From
Send to

Oil benchmark tops $100 on Egypt unrest

Feb. 1, 2011 - 17:38 By 이윤주
Market fears unrest could disrupt flow of oil from the Middle East


NEW YORK (AP) ― A key global oil price contract topped $100 per barrel on Monday for the first time since 2008, as investors kept an anxious eye on Egypt and worried about unrest there disrupting the flow of oil from the Middle East.

While Egypt is not a major oil-producing country, each day about two million barrels of oil pass through the Suez Canal and an adjacent pipeline, both of which are controlled by Egypt. The Suez remains open and shipping has not been interrupted.

“Those watching it closely do not believe it is terribly likely to happen soon or at all, but recognize the possibility that it could occur,” energy consultant Cameron Hanover said.

The larger concern is that the unrest in Egypt, which follows upheaval in Yemen and Tunisia, could spread to more important oil producing regions like Saudi Arabia. Egypt is by far the most populous nation in the Arab world.
Traders of crude oil and natural gas during early trading at the New York Mercantile Exchange on Monday. (AP-Yonhap News)

“Given how important a role Egypt plays in the Arab world and in the Middle East, the unrest adds a new level of anxiety to the oil market,” says James Burkhard, Managing Director for Global Oil at the analysis firm IHS CERA.

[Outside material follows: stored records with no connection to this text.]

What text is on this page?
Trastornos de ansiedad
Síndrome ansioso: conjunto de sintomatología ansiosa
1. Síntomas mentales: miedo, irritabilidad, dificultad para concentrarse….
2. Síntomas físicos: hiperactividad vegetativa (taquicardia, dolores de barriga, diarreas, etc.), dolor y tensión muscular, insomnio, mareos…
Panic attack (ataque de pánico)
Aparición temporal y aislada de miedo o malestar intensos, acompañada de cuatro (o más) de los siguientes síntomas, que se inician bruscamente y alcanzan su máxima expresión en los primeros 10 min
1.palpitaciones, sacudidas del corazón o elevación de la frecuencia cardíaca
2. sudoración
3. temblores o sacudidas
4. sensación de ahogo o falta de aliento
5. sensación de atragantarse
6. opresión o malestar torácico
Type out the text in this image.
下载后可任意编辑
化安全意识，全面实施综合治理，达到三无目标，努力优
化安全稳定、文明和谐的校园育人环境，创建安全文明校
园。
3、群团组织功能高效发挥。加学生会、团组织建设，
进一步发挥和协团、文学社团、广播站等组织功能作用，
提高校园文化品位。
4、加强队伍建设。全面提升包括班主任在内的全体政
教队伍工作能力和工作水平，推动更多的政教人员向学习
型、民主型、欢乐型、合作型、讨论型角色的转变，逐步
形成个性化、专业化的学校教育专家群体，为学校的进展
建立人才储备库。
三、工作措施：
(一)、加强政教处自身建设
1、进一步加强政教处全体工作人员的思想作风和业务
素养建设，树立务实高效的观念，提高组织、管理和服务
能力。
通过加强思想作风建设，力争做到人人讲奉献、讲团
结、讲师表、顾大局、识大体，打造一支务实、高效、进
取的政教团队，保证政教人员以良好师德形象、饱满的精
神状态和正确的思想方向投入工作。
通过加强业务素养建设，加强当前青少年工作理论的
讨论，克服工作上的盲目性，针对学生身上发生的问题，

The price of Brent crude rose $1.59 to settle at $101.01 a barrel on the ICE Futures exchange in London. Brent is used to price oil in Asia, where demand is growing fast, and in Europe, where a cold winter is leading to high demand for heating oil.

The price of U.S. benchmark West Texas Intermediate, or WTI, rose $2.85, or 3.2 percent, to settle at $92.19 a barrel on the New York Mercantile Exchange. That marks a two-session gain of about 8 percent.

Brent crude has been trading far above WTI for months. Oil supplies at Cushing, Oklahoma, where the U.S. benchmark is priced, have been rising, keeping its price below Brent.

Both Brent and WTI prices climbed in recent months as growing economies around the world have pushed demand to record levels. Prices had fallen back somewhat because of investor concerns that high inflation in China would temper economic growth there. Also, Saudi Arabia’s oil minister implied that OPEC nations were ready to raise production to bring down prices.

Oil prices have been on the rise since anti-government rioting began in Egypt at the end of last week. On Monday, oil prices were also pushed higher by positive economic news in the U.S. And a rising stock market fueled speculation that demand for oil and gas in the U.S. would pick up.

The Commerce Department said that consumer spending rose sharply in December, and purchases for the whole year increased at the fastest pace in three years.

Exxon Mobil reported its most profitable quarter since the third quarter of 2008, and its shares rose 2.1 percent to $80.68. Shares in Chevron, BP, ConocoPhillips and Royal Dutch Shell all rose between one percent and three percent.

Apache Corp., based in Houston, saw its shares drop 7 percent late last week amid fears the unrest would disrupt its large operations in Egypt. The company says its operations remain unaffected. Shares rose $4.52, or 3.9 percent, to $119.36.

In other energy trading on the Nymex, heating oil added 4.61 cents to settle at $2.7403 a gallon, gasoline futures picked up 1.42 cents to settle at $2.5001 a gallon and natural gas gained 9.7 cents to settle at $4.420 per 1,000 cubic feet.